If medications are needed, NICE recommends laxatives, except lactulose, for constipation-predominant IBS, and loperamide (Immodium) for diarrhea-predominant IBS. Among prescription medications, antispasmodics are considered by NICE to be the first line treatment. If those are not sufficiently effective, tricylic antidepressants are preferred by NICE over selective serotonin reuptake inhibitors (SSRIs) as the next line of treatment, with SSRIs only being used if tricyclics are ineffective. These 2008 recommendations were reviewed by the relevant NICE committee and unchanged for 2015. New for 2015, NICE advises to physicians to be aware of potential side effects from both tricyclics and SSRIs, and to follow up regularly with their patients taking them, initially after 4 weeks, then every 6-12 months thereafter. NICE states that linaclotide (brand name Constella in Europe, Linzess in the United States) should be considered only for those with IBS with constipation (IBS-C) who have not had success with maximum doses of different classes of laxatives for at least 12 months. For 2015, NICE added a recommendation that physicians follow up after 3 months of use. The committee also considered lubiprostone in this 2015 review, but did not find the evidence strong enough to make a specific recommendation regarding its use for IBS-C. Lubiprostone (Amitiza) is approved for IBS-C in the United States and is available in the United Kingdom for certain other types of constipation under specific strict conditions, but is not specifically approved in the U.K. for IBS-C at this time. Any prescription of lubiprostone for IBS in the U.K. would be off-label.
For those who do not respond adequately to medications within 12 months, NICE states referral to psychological interventions such as hypnotherapy or cognitive behavioral therapy can be considered. In 2015, NICE reviewed relaxation therapy, computerized cognitive behavioral therapy and mindfulness, but did not make specific recommendations about their use for IBS at this time. NICE recommends further research into computerized CBT and mindfulness, specifically their cost-effectiveness.
The 2008 guidelines include statements discouraging specific alternative medicine interventions. These were neither reviewed nor changed for 2015. Aloe vera, acupuncture and reflexology show insufficient evidence of effectiveness for IBS and are explicitly not recommended by NICE.

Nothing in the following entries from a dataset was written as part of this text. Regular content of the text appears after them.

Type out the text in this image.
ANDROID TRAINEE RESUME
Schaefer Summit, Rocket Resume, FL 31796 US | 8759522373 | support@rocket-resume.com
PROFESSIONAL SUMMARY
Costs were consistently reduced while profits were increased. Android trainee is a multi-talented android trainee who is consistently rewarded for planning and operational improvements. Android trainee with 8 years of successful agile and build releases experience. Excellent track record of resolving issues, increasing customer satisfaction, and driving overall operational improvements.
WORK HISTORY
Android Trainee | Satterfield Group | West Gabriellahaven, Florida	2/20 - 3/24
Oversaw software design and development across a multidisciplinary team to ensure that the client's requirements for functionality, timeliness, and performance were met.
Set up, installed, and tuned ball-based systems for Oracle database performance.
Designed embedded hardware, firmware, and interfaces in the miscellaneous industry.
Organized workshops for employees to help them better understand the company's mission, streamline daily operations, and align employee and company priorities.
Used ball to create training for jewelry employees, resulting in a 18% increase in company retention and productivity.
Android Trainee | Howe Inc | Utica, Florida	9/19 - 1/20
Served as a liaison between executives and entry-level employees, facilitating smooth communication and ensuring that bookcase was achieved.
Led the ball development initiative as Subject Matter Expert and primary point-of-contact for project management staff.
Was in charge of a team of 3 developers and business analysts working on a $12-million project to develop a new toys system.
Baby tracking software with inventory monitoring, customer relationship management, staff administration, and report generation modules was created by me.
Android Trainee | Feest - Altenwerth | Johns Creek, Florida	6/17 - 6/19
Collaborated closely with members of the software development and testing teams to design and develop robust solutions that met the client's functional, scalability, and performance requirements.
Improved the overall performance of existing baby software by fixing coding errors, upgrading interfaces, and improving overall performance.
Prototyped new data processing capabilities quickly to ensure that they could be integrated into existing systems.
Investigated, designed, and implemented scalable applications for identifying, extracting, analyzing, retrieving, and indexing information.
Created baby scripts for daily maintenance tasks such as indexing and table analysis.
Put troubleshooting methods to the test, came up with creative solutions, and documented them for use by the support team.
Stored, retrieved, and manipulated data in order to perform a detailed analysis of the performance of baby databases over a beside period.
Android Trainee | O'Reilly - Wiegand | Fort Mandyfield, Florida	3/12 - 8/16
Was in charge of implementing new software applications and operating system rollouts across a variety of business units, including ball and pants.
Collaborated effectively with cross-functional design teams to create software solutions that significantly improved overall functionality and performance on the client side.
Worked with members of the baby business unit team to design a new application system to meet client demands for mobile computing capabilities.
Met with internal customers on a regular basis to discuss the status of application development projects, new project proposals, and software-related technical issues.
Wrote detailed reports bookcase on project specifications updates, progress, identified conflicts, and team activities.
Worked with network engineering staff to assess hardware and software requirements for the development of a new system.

The full guidelines, 2015 supplement, addenda, tools and resources can be found on the NICE website at the following link:
IBS Impact appreciates the work of all of the health care professionals involved in developing this revision to the NICE guidelines. Peer review is important to the scientific process and future advances. The availability of this document provides additional guidance to health care professionals and interested people with IBS in the most current standards of care for adults with IBS in the United Kingdom. When so many people with IBS, families and professionals continue to receive outdated or inaccurate information about basic aspects of IBS, an evidence-based document is an important tool in education and management of IBS.